Which BP measurement should be used to predict left ventricular hypertrophy and mortality in people with diabetes who are on dialysis: predialysis, postdialysis, home or ambulatory BP measurement?

What is the optimal upright BP target for people with diabetes who are on dialysis?

Does treatment with ACEIs, ARBs, beta blockers, or calcium channel blockers to lower BP in people with diabetes who are on dialysis reduce cardiovascular morbidity and mortality?

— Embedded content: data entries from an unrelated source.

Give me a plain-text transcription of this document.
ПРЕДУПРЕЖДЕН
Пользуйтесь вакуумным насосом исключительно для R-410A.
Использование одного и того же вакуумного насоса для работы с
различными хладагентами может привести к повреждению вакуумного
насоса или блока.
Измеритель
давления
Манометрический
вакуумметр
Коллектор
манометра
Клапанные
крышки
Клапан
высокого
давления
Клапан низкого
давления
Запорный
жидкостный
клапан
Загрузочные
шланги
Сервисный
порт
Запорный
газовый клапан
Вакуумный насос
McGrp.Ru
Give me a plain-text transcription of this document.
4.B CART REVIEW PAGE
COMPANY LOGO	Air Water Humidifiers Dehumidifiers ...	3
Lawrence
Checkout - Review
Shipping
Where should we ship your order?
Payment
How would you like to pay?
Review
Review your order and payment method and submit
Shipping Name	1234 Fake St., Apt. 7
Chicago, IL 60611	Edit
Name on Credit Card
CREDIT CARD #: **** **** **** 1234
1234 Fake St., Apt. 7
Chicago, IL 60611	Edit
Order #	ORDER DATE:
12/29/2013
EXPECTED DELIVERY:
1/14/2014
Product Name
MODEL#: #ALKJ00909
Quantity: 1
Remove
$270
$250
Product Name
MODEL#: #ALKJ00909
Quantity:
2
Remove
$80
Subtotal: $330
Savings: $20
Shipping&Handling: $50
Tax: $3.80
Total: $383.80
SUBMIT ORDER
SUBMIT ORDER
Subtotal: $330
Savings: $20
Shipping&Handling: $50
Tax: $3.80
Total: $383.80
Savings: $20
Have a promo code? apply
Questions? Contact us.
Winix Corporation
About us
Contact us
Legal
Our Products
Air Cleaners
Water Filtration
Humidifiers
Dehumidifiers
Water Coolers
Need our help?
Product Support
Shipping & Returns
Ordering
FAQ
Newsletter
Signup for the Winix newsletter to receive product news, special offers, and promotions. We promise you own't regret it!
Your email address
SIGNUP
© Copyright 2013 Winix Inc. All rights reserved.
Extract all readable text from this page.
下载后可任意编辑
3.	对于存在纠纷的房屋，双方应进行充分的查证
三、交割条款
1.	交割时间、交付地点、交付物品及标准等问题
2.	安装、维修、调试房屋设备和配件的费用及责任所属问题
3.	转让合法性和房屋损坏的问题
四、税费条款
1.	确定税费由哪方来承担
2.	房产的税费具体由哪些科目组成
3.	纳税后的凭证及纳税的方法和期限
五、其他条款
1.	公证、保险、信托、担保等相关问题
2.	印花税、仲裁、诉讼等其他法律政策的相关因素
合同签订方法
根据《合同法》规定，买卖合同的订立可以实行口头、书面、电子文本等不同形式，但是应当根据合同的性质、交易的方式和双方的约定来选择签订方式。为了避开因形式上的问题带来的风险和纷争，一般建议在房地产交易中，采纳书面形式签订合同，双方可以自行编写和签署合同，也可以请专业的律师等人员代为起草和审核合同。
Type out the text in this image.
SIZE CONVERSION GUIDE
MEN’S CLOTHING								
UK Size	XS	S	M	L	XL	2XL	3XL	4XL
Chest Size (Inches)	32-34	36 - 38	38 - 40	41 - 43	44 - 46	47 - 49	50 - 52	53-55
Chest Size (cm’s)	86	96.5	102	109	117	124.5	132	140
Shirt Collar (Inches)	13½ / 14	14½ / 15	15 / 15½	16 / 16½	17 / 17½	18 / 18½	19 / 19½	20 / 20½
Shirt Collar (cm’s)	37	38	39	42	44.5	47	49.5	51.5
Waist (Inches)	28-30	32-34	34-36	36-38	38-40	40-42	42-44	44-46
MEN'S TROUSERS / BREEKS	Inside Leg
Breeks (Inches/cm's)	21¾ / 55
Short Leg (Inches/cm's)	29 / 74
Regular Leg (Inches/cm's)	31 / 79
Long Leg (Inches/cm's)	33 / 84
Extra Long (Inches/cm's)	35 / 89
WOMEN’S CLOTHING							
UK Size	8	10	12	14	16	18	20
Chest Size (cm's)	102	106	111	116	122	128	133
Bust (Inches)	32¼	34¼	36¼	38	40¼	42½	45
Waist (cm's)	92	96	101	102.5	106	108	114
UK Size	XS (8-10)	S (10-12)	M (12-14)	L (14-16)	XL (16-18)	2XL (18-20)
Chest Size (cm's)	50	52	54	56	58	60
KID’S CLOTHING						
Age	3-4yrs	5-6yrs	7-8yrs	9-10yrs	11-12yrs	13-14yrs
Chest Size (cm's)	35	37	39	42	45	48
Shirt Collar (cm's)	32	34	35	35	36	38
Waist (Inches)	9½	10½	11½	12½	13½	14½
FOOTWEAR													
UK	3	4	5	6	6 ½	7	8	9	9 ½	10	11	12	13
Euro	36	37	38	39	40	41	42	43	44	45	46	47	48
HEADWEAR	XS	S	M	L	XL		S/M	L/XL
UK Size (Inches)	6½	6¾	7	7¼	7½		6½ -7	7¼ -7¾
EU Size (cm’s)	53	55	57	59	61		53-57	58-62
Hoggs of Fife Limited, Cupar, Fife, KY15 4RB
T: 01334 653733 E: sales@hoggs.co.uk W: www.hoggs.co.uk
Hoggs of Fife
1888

Does salt restriction (<5 g per day) in people with diabetes who are on dialysis influence BP control or cardiovascular outcome?

Conclusion

The recommendations within the Joint Association of British Clinical Diabetologists and UK Kidney Association guideline provide guidance that supports individualized therapy with BP targets that differ according to age, type of diabetes, and stage of CKD. The Joint Association of British Clinical Diabetologists and UK Kidney Association guideline is based on the best available evidence although less evidence is available for advanced stages of CKD owing to dearth of randomized controlled trials. The guideline promotes the delivery of patient-centered care in setting goals, which provides the patients with best possible outcomes while maintaining good quality of life.

Disclosure

DB reports receiving speaker fees from Vifor Pharma; honoraria for advisory board from Bayer; and research grant from AstraZeneca. PW reports receiving honoraria for delivering educational meetings and/or attending advisory boards for Abbott, AstraZeneca, Bayer, Boehringer Ingelheim, Eli Lilly, Merck Sharp & Dohme, Napp, Sanofi, Novo, and Vifor Pharmaceuticals. PD reports receiving honoraria for advisory work and/or lecture fees from AstraZeneca, Boehringer Ingelheim, Eli Lilly, Merck Sharp & Dohme, Napp Pharmaceuticals, Novo Nordisk, and Sanofi. DF reports receiving honoraria for delivering educational meetings and/or attending advisory boards for AstraZeneca, Napp, Boehringer Ingelheim, and Vifor Pharmaceuticals. JK reports receiving research grants from AstraZeneca and Sanofi and receiving speaker fees and attending advisory boards from Boehringer Ingelheim, AstraZeneca, Sanofi, and Napp. PBM reports receiving speaker fees and attending advisory board from Vifor, AstraZeneca, Pharmacomsos, Napp, Novartis, and Astellas and receiving grants from Boehringer Ingelheim. SCB reports receiving personal fees from Abbott, AstraZeneca, Boehringer Ingelheim, Eli Lilly, Merck Sharp & Dohme, Novo Nordisk, and Sanofi-Aventis and being a shareholder in Glycosmedia. ID reports receiving research grants from Medtronic and Sanofi-Genzyme, receiving honoraria for attending advisory board and speaker meetings from GlaxoSmithKline, AstraZeneca, and Sanofi-Genzyme, and being the national lead for 3 GSK trials. All the other authors declared no competing interests.